Welcome ScrapySharp has a Web Client able to simulate a real Web browser (handle referrer, cookies …) Html parsing has to be as natural as possible. So I like to use CSS Selectors and Linq. This framework wraps HtmlAgilityPack. Basic examples of CssSelect usages
using System.Linq;
using HtmlAgilityPack;
using ScrapySharp.Extensions;
class Example
{
public void Main()
{
var divs = html.CssSelect(“div”); //all div elements
var nodes = html.CssSelect(“div.content”); //all div elements with css class ‘content’
var nodes = html.CssSelect(“div.widget.monthlist”); //all div elements with the both css class
var nodes = html.CssSelect(“#postPaging”); //all HTML elements with the id postPaging
var nodes = html.CssSelect(“div#postPaging.testClass”); // all HTML elements with the id postPaging and css class testClass
var nodes = html.CssSelect(“div.content > p.para”); //p elements who are direct children of div elements with css class ‘content’
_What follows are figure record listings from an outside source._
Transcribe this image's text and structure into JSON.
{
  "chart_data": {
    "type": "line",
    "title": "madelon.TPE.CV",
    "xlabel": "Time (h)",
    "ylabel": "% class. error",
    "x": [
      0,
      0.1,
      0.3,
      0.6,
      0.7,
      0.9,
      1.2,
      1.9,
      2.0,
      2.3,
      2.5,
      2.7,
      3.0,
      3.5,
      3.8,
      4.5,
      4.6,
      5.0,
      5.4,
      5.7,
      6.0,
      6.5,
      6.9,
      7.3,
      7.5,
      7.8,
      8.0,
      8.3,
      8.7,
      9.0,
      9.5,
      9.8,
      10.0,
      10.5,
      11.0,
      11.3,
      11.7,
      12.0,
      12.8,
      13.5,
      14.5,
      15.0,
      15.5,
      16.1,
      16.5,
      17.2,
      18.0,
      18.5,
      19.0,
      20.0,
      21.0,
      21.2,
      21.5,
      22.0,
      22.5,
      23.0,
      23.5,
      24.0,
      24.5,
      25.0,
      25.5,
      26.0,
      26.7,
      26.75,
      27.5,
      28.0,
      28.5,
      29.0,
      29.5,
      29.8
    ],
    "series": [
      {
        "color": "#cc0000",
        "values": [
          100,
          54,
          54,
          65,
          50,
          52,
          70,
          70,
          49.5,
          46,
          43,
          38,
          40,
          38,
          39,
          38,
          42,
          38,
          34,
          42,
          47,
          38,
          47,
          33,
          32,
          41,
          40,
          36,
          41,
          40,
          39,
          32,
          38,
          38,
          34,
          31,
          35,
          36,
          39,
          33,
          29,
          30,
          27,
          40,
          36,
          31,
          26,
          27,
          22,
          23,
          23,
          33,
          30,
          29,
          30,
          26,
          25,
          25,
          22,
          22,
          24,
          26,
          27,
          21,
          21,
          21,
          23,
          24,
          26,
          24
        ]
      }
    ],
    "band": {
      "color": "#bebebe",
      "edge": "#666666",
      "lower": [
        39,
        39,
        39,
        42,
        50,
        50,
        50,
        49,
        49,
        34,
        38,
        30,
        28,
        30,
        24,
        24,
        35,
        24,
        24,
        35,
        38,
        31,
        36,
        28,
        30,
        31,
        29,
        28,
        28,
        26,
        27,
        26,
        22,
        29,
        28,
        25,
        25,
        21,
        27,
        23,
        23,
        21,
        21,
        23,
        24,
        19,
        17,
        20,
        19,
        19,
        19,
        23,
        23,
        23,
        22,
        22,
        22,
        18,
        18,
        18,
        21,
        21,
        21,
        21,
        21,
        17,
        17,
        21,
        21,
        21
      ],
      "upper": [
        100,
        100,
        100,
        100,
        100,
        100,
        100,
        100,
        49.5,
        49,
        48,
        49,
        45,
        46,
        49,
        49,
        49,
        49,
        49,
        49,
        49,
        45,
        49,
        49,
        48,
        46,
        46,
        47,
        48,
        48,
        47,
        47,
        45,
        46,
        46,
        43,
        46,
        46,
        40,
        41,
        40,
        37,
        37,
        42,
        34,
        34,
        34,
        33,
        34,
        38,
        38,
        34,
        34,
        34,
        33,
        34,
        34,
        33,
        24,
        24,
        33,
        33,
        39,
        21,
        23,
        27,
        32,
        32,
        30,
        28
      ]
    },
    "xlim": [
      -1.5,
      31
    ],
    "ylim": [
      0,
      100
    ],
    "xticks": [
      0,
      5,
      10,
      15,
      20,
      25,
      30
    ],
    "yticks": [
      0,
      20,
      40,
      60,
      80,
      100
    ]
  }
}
var nodes = html.CssSelect(“input[type=text].login”); // textbox with css class login
}
}
Scrapysharp can also simulate a web browser
ScrapingBrowser browser = new ScrapingBrowser();
//set UseDefaultCookiesParser as false if a website returns invalid cookies format
//browser.UseDefaultCookiesParser = false;
WebPage homePage = browser.NavigateToPage(new Uri("http://www.bing.com/"));
PageWebForm form = homePage.FindFormById("sb_form");
form["q"] = "scrapysharp";
form.Method = HttpVerb.Get;
WebPage resultsPage = form.Submit();
HtmlNode[] resultsLinks = resultsPage.Html.CssSelect("div.sb_tlst h3 a").ToArray();
WebPage blogPage = resultsPage.FindLinks(By.Text("romcyber blog | Just another WordPress site")).Single().Click();
Install Scrapysharp in your project It's easy to use Scrapysharp in your project. A Nuget package exists (https://www.nuget.org/packages/ScrapySharp) To install ScrapySharp, run the following command in the Package Manager Console PM> Install-Package ScrapySharp Have fun!